Let Go!, 2018, Basswood with oil paint and linseed oil stain, Courtesy of the Artist.
Hear from the Artist
In revisiting this sculpture, I have been thinking a lot about the implications of how our society relies so heavily on individual trauma to catalyze social change.
“Let Go!”, relies on figurative visual language to engage its viewers’ attention and empathy and requires significant physical and emotional vulnerability from me every time it is shown. Almost four years after creating this work, I can see that the depth of vulnerability it required was not what I needed at the time, so soon after the traumatic event. I was asking myself too quickly, to utilize my trauma to push for social change, instead of focusing on healing.
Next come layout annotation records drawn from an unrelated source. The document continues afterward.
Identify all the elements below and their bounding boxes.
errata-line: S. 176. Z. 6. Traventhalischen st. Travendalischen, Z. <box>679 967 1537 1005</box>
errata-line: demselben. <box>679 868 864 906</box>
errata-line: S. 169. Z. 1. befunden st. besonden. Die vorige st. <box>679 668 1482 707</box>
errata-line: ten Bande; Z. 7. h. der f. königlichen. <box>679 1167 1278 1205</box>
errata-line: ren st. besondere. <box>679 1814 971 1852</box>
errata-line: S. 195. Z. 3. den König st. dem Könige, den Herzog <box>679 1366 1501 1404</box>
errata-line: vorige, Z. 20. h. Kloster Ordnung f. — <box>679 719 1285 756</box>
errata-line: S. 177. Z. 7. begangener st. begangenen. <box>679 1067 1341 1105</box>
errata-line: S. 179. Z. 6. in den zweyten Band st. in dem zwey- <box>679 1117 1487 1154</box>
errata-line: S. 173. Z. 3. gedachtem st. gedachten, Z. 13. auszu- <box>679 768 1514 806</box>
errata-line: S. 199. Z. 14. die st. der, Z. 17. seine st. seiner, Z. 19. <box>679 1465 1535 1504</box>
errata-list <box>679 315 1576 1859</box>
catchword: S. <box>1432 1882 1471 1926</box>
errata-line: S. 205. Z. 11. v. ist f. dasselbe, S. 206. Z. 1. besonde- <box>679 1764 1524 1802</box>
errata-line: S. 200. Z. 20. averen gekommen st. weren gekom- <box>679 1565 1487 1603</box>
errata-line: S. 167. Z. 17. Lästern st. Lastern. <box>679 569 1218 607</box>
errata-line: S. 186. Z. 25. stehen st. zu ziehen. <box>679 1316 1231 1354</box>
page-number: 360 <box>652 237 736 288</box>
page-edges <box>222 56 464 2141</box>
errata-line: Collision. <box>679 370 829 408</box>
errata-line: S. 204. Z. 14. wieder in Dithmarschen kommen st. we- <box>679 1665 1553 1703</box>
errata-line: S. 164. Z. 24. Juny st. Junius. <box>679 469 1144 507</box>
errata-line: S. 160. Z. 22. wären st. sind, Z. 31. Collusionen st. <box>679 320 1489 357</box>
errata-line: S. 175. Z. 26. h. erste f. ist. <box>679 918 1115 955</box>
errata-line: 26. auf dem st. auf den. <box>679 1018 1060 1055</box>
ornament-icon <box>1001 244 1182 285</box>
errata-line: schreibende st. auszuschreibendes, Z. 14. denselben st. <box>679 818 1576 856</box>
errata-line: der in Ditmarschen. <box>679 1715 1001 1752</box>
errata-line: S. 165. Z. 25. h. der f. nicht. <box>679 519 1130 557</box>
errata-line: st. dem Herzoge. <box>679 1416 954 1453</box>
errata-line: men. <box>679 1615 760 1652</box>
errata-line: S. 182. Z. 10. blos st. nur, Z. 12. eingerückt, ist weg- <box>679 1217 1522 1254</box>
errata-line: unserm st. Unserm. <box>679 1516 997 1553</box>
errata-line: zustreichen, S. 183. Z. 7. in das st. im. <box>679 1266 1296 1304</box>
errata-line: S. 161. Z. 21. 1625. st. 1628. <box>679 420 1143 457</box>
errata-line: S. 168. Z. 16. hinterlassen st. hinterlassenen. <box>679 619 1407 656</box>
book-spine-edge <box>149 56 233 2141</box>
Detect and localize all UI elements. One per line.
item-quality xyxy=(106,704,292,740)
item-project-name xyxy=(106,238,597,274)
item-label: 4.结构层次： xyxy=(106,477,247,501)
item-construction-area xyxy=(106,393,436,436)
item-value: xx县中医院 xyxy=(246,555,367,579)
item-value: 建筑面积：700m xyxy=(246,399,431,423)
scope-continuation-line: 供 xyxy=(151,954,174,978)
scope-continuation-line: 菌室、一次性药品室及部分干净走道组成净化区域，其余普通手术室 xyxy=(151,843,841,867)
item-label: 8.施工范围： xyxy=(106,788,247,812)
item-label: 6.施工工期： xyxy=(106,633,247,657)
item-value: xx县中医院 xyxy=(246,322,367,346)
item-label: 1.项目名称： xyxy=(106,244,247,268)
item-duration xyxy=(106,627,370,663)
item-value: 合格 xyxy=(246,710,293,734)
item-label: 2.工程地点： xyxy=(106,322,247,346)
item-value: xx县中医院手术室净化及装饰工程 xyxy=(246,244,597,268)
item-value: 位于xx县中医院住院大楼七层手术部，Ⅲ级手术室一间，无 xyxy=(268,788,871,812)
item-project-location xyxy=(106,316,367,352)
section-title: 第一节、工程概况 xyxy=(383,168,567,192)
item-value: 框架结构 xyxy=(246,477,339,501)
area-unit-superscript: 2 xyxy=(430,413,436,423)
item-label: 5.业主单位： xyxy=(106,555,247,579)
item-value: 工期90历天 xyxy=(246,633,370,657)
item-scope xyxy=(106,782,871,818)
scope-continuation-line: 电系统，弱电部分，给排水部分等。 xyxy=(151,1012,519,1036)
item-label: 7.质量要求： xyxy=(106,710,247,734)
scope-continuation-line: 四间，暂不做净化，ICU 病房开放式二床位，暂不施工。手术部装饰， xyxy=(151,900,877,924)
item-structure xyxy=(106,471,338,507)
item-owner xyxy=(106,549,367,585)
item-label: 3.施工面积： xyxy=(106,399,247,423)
I stand by this sculpture, the power of its vulnerability to ignite empathy and discussion, and the accuracy of its representation of my mental state at the time. However, consideration of the experience of public vulnerability has driven my recent transition towards abstract visual language, which I use to defend myself from emotional and physical voyeurism while addressing the topic of sexual assault and to comment on how the public gaze often co-opts trauma for its own purposes.
My thoughts on this piece will always be reforming and shifting. But I do know that we need to allow survivors to taking as much time as needed to process trauma and come forward with their story, if that’s what they want. We also need to question how the moral advancement of our society depends so often on the spectacle of individual trauma, and what we can do to avoid flattening those individuals, and their stories, in the process of using them to promote social progress.